From Python Scikit-learn to Scala Apache Spark—The Road to Uncovering Botnets

Slides PDF Video

The landscape of security threats an enterprise faces is vast. It is imperative for an organization to know when one of the machines within the network has been compromised. One layer of detection can take advantage of the DNS requests made by machines within the network. A request to a Command & Control (CNC) domain can act as an indication of compromise. It is thus advisable to find these domains before they come into play. The team at Akamai aims to do just that.

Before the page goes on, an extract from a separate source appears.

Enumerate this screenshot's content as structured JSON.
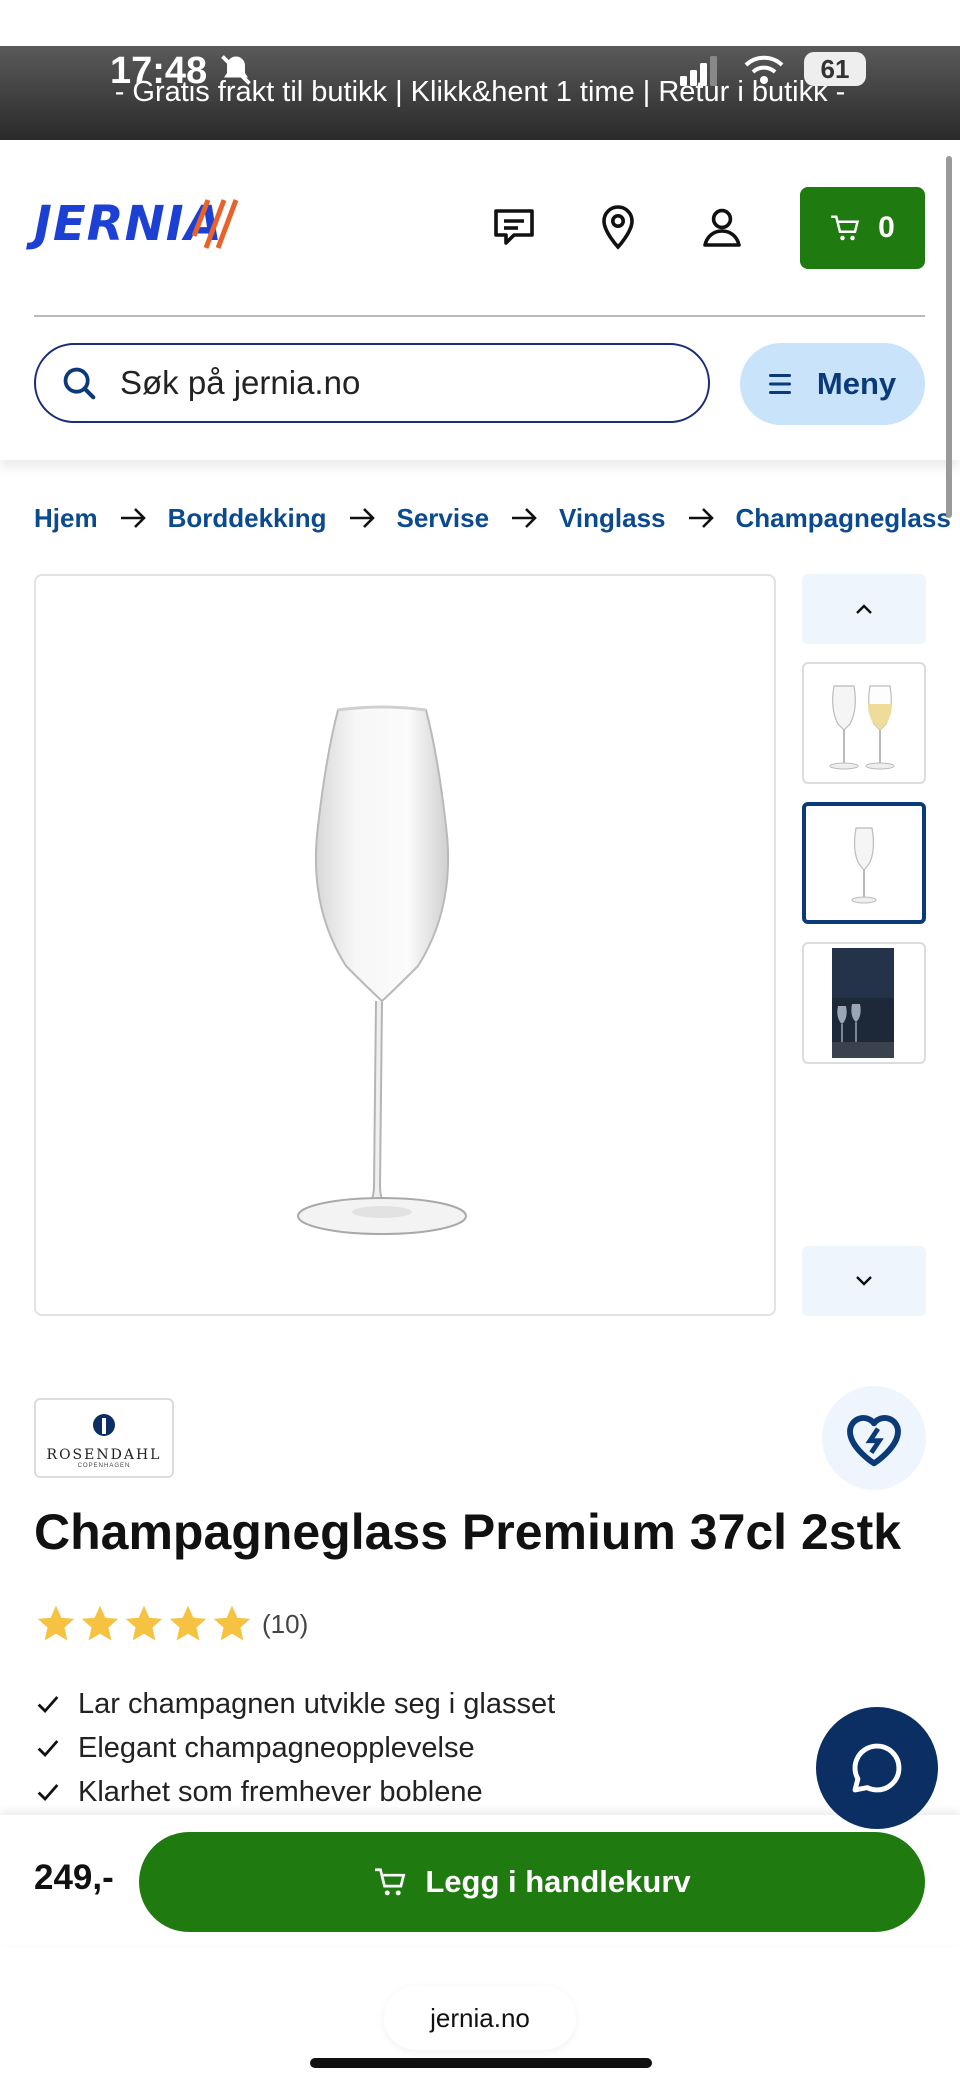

In this session, Aminov will share Akamai’s experience in porting their PoC detection algorithms, written in Python, to a reliable production-level implementation using Scala and Apache Spark. He will specifically cover their experience regarding an algorithm they developed to detect botnet domains based on passive DNS data. The session will also include some useful insights Akamai has learned while handing out solutions from research to development, including the transition from small-scale to large-scale data consumption, model export/import using PMML and sampling techniques. This information is valuable for researchers and developers alike.

Session hashtag: #SFexp15

Avi Aminov, Machine Learning Scientist at Akamai Technologies

About Avi

Avi Aminov is a Machine Learning Expert at Akamai Technologies. He is part of the Enterprise Threat Research team which is responsible for threat intelligent and reconnaissance based on DNS behavior.

Avi has almost a decade of experience in security-related R&D, focusing on Fraud Detection. Prior to working for Akamai, he pursued a PhD in Physics at the Israel Institute of Technology.

In his free time, Avi likes to dance and teach Salsa.